Rayhan menggeleng. "Nggak salah."

"Terus," Lady bergumam seraya duduk bersandar pada sisi pilar di kanan Rayhan, "kenapa Will bisa ngomong gue nggak pantas memimpin? Karena gue cewek yang nggak bisa ambil keputusan, ya? Dan..." Lady ragu sejenak, "memangnya benar, teman-teman pilih gue karena mereka takut sama gue?"

"Sebenarnya bukan takut, Dy," sahut Rayhan, "mereka segan sama lo. Mereka menganggap lo berkharisma, lalu mereka merasa nggak sanggup berteman, bersanding dengan lo. Bahkan Will yang cowok pun, sebenarnya merasa segan dan tersaingi karena lo."

"Han, gue pengen banget jadi ketua OSIS," tutur Lady menerawang. "Tapi dengan peristiwa kayak gini, gue jadi menilai ulang penilaian gue terhadap diri sediri.
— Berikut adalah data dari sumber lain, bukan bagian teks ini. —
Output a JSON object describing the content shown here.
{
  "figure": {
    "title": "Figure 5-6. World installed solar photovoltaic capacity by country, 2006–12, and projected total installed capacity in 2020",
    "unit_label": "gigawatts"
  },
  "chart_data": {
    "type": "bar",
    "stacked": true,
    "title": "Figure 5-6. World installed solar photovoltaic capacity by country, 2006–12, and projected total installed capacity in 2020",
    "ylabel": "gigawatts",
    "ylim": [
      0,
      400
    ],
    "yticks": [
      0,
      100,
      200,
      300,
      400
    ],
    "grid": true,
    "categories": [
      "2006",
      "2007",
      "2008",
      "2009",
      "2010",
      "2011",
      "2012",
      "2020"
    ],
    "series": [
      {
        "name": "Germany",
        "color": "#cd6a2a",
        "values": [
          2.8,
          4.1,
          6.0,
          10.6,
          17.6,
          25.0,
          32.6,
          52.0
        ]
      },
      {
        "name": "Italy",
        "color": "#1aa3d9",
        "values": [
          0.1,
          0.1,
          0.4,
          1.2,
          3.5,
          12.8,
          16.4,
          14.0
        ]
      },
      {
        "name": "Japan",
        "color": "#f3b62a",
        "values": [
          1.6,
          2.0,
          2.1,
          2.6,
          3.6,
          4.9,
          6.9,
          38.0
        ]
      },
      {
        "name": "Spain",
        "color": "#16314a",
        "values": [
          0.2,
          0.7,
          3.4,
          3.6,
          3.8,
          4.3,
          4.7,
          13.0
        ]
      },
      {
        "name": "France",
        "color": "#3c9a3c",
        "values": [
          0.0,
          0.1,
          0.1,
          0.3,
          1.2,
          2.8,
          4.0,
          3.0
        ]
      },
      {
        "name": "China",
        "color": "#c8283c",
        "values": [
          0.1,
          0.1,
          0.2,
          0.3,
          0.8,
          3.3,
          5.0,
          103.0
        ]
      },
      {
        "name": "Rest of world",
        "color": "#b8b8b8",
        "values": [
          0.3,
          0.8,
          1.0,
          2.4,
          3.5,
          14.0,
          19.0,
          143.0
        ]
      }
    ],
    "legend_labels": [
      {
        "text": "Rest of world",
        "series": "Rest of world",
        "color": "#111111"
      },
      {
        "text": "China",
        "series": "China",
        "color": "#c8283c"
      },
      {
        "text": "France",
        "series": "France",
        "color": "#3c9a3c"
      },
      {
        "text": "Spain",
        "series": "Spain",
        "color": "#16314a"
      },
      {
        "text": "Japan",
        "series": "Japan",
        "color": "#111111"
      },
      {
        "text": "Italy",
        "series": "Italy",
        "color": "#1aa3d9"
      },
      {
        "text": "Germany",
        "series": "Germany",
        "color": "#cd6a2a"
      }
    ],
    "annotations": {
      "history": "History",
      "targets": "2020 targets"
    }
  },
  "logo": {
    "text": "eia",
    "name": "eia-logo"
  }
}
Sepertinya gue nggak cocok jadi ketua, ya? William itu ada benarnya, Han. Gue terlalu manja, mengandalkan wakil gue."

"Dy, kita sudah bilang ke ketua panitia pemilihan tahun ini, kandidat ketua dari kelas kita itu lo, Vi, bukan Will," Jose menghampiri Lady dan Rayhan dengan takut-takut. Ia bahkan tidak berani menatap mata Lady lebih dari dua detik.

Lady menghela nafas menatap Jose. "Thanks, Se. Tapi, maaf. Kayaknya gue harus mundur kali ini. Biar Will aja yang jadi kandidat kita."

"Dy, nggak boleh gitu!" Rayhan memutar tubuhnya sampai bisa leluasa menatap Lady. "Teman-teman sekelas sudah percaya sama lo, lo nggak boleh mundur."

Lady menggeleng, lalu menatap Jose. "Se, tolong bilang sama ketuanya kalau Will kandidat dari kelas kita, ya, bukan gue."

Jose menatap Lady dan Rayhan bergantian, ragu-ragu. Lalu saat tatapannya bertemu dengan Lady, ia segera mengangguk dan berlalu dari sana.

"Oh, sekarang sudah sadar diri nih, ceritanya?" goda Rayhan. "Sudah bisa dikalahin mentalnya sama cowok begituan? Sudah terima dibilang kalau lo cewek manja, nih?"

Harga diri Lady terusik. Benar juga Rayhan. Lady bukan gadis manja. Ia juga tidak pernah terlihat lemah, tidak pernah terlihat kalah, tidak pernah terlihat jatuh. Kali ini, ia kalah mental dengan William. Ia dengan mudahnya dijatuhkan karena hal seperti itu.

"Will pasti sudah rencanain semuanya, Dy, buat bikin lo mundur dari pencalonan itu." Rayhan mengangkat bahu. "Tapi, itu cuma dugaan gue aja, ya, Dy. Kesannya gue nuduh dia banget, padahal gue cuma mau bikin lo sadar lagi."

"Jadi, gue harus apa sekarang, Han?" Lady balik menatap Rayhan. Perasaannya membaik sedikit demi sedikit melihat senyum Rayhan yang terus tercetak di bibirnya tanpa pernah pudar saat Lady melihatnya.

"Lady yang gue kenal itu, nggak kenal takut, nggak kenal manja, nggak kenal capek. Selalu berani, selalu menantang, selalu memikirkan orang lain kalau mengambil keputusan. Gadis yang baik. Pemimpin yang kharismatik dan disegani. Gadis yang berprinsip dan nggak peduli apa kata orang. Gadis yang cantik, seperti mawar merah yang anggun. Gadis yang kuat. Gadis yang percaya diri. Benar-benar seorang lady."

Lady menatap Rayhan bingung, lalu, "Iya, makasih pujiannya, Han. Terus, gue harus apa? Jangan sampai gue ulangi tiga kali ya, pertanyaan gue."

Rayhan terkekeh, lalu tersenyum yakin. "Jadilah Lady yang gue kenal. Dan percayalah, lo cewek yang layak memimpin OSIS, apalagi kelas kita."